What shelter volunteering taught me about pet care operations
I started volunteering at animal shelters before I was writing code professionally. What surprised me most wasn’t the animals — it was the operational complexity that the people caring for them carried in their heads every day. Who got walked when. Which dogs had behavioral notes that mattered at handoff. Which volunteers had the right experience for which animals. Most of it lived in notebooks, group texts, and memory.
When I started meeting professional dog walkers and pet sitters through that work, I noticed the same pattern at a smaller scale. They were running real businesses — five, ten, fifteen clients — and their workflow was held together by calendar screenshots, note apps, and a lot of mental overhead that felt unnecessary given the technology available.
They weren’t disorganized. The tools just weren’t built for them.
The gap between a general business app and what a route actually needs
Most business management tools are designed for people who manage from a desk. Pet professionals manage from the field. That difference matters more than it sounds.
When you’re moving between clients all day, arriving at a door with a dog waiting, the app has to let you start the session immediately — not navigate three screens to find the right client profile. Notes have to be easy to add before the details fade during the drive to the next stop. The schedule for the afternoon needs to be visible at a glance, not buried under tabs.
The tools I kept seeing pet pros use were adapted from other jobs. Shared calendars built for office scheduling. Spreadsheets built for accounting. Note apps built for individuals, not client records. Each one was a workaround for a workflow that deserved its own solution.
What I kept seeing fall through the cracks
After enough conversations with dog walkers and pet sitters, the failure points were consistent. Payment follow-up slipped because there was no easy way to see which visits had been collected and which hadn’t — the information lived in a different place from the visit record. Client notes got lost between sessions because logging them was an afterthought, not part of the session flow. Recurring visits took mental energy to confirm each week because nothing was remembering the pattern.
None of these failures are dramatic individually. But together they add up to real stress — and the quiet anxiety of running a business where important details are always one missed note away from becoming a problem with a client.
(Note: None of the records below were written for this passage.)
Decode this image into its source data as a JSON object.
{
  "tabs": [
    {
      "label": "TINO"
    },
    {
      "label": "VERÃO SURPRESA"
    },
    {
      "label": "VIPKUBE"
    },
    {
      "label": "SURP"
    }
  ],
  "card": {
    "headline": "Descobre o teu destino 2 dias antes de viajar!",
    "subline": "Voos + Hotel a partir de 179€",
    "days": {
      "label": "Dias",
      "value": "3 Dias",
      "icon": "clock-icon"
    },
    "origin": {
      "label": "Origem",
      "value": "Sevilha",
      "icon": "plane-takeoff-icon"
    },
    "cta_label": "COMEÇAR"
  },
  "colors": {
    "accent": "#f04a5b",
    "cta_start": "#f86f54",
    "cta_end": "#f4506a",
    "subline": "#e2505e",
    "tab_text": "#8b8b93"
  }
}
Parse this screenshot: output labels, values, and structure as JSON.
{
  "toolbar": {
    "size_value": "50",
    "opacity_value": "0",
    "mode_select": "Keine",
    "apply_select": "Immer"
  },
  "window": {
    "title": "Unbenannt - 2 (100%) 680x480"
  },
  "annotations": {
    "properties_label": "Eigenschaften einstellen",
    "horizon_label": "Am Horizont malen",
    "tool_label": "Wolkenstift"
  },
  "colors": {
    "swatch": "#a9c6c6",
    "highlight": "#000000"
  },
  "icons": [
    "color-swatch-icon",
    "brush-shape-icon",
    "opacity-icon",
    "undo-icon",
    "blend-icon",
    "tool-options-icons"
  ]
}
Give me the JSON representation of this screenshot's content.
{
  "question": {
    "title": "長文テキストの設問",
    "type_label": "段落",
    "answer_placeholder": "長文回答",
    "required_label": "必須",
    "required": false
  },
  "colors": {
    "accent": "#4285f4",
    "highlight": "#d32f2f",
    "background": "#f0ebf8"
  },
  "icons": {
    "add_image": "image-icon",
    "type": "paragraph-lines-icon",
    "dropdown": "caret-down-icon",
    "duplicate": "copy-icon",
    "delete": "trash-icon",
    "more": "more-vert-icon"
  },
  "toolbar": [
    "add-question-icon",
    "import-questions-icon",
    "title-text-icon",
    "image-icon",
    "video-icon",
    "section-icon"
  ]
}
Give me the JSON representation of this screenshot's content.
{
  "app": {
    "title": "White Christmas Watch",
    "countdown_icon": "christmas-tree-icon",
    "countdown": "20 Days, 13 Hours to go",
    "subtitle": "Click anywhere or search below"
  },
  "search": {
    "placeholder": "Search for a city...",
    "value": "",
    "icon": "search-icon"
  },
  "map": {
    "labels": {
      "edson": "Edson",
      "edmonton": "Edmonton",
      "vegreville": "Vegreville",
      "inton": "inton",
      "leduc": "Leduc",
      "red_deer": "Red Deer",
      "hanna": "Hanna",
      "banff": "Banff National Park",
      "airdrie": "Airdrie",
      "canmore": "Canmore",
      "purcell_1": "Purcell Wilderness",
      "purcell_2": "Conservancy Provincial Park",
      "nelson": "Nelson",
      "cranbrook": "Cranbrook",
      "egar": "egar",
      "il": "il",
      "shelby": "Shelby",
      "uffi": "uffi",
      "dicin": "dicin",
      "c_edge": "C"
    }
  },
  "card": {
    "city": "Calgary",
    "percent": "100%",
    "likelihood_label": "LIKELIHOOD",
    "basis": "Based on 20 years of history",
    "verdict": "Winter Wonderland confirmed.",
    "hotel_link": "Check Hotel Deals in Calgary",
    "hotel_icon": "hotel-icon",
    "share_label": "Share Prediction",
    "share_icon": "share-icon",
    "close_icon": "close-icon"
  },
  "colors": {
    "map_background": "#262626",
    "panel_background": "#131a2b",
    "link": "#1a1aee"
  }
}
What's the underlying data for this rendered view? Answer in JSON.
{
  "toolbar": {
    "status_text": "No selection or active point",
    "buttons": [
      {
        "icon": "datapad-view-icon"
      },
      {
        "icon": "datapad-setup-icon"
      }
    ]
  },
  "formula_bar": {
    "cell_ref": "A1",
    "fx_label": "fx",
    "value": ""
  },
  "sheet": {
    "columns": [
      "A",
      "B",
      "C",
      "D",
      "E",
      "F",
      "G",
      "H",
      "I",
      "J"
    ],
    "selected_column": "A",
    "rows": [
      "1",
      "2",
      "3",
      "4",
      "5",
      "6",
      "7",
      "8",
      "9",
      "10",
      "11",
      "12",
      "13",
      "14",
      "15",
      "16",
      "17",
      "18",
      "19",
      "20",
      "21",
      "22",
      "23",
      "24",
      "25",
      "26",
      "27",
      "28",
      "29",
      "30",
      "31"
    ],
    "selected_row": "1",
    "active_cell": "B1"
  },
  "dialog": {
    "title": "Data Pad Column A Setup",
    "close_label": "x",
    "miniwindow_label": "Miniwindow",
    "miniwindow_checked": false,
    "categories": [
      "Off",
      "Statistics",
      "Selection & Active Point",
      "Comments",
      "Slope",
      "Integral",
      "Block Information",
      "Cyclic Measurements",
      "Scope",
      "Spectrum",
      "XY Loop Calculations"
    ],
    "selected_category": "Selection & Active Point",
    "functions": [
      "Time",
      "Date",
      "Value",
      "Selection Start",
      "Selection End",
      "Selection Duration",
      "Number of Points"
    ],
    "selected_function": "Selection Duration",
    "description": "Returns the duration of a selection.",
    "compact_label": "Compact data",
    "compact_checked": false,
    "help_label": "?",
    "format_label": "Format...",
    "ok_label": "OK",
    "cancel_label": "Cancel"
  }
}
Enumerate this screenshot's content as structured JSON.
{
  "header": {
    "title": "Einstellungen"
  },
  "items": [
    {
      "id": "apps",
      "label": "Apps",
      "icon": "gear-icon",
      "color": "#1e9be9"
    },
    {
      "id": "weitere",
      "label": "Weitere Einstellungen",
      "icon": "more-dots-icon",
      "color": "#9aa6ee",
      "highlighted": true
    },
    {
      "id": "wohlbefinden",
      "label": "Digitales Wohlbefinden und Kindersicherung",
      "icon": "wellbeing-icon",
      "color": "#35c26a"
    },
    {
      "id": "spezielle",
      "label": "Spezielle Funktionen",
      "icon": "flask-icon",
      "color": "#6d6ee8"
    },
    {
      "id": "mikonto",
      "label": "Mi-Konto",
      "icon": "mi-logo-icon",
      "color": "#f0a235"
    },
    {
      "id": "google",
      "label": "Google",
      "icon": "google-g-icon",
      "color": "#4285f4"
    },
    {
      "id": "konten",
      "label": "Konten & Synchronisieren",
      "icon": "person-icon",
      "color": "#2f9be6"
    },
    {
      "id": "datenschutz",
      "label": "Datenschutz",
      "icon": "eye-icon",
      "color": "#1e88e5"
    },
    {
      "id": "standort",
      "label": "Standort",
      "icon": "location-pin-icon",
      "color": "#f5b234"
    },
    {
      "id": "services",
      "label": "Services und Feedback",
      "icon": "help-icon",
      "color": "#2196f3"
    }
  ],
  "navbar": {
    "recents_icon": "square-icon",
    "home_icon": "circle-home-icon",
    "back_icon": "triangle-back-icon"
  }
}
- Payment status disconnected from the visit that earned it
- Client handling notes scattered across messages and memory
- Recurring schedules recreated manually each week
- No single view of the day’s sessions, clients, and outstanding payments
Why the session has to be the center of the design
The most important moment in a dog walker’s day isn’t sitting down to send invoices. It’s arriving at a client’s door and starting the visit. Everything else in the app — payment tracking, schedule review, client history — has to work around that moment, not compete with it.
That’s the design decision BarkOnTrack is built around. Starting a session takes two taps. Notes attach to the right client automatically. The next stop is visible without digging. And at the end of the week, payment status is right there alongside the visit log — not in a separate spreadsheet.
What BarkOnTrack is, honestly
BarkOnTrack isn’t trying to be a GPS navigator, a client-facing booking platform, or a full accounting suite. It’s a focused workflow tool for the part of the job that gets the least support: managing the day-to-day reality of a pet care route from your phone.
If you’ve ever sent a follow-up text because you couldn’t remember whether a payment came through, retyped the same client notes into a new app, or wished your schedule and your session history lived in the same place — that’s the problem BarkOnTrack was built to solve.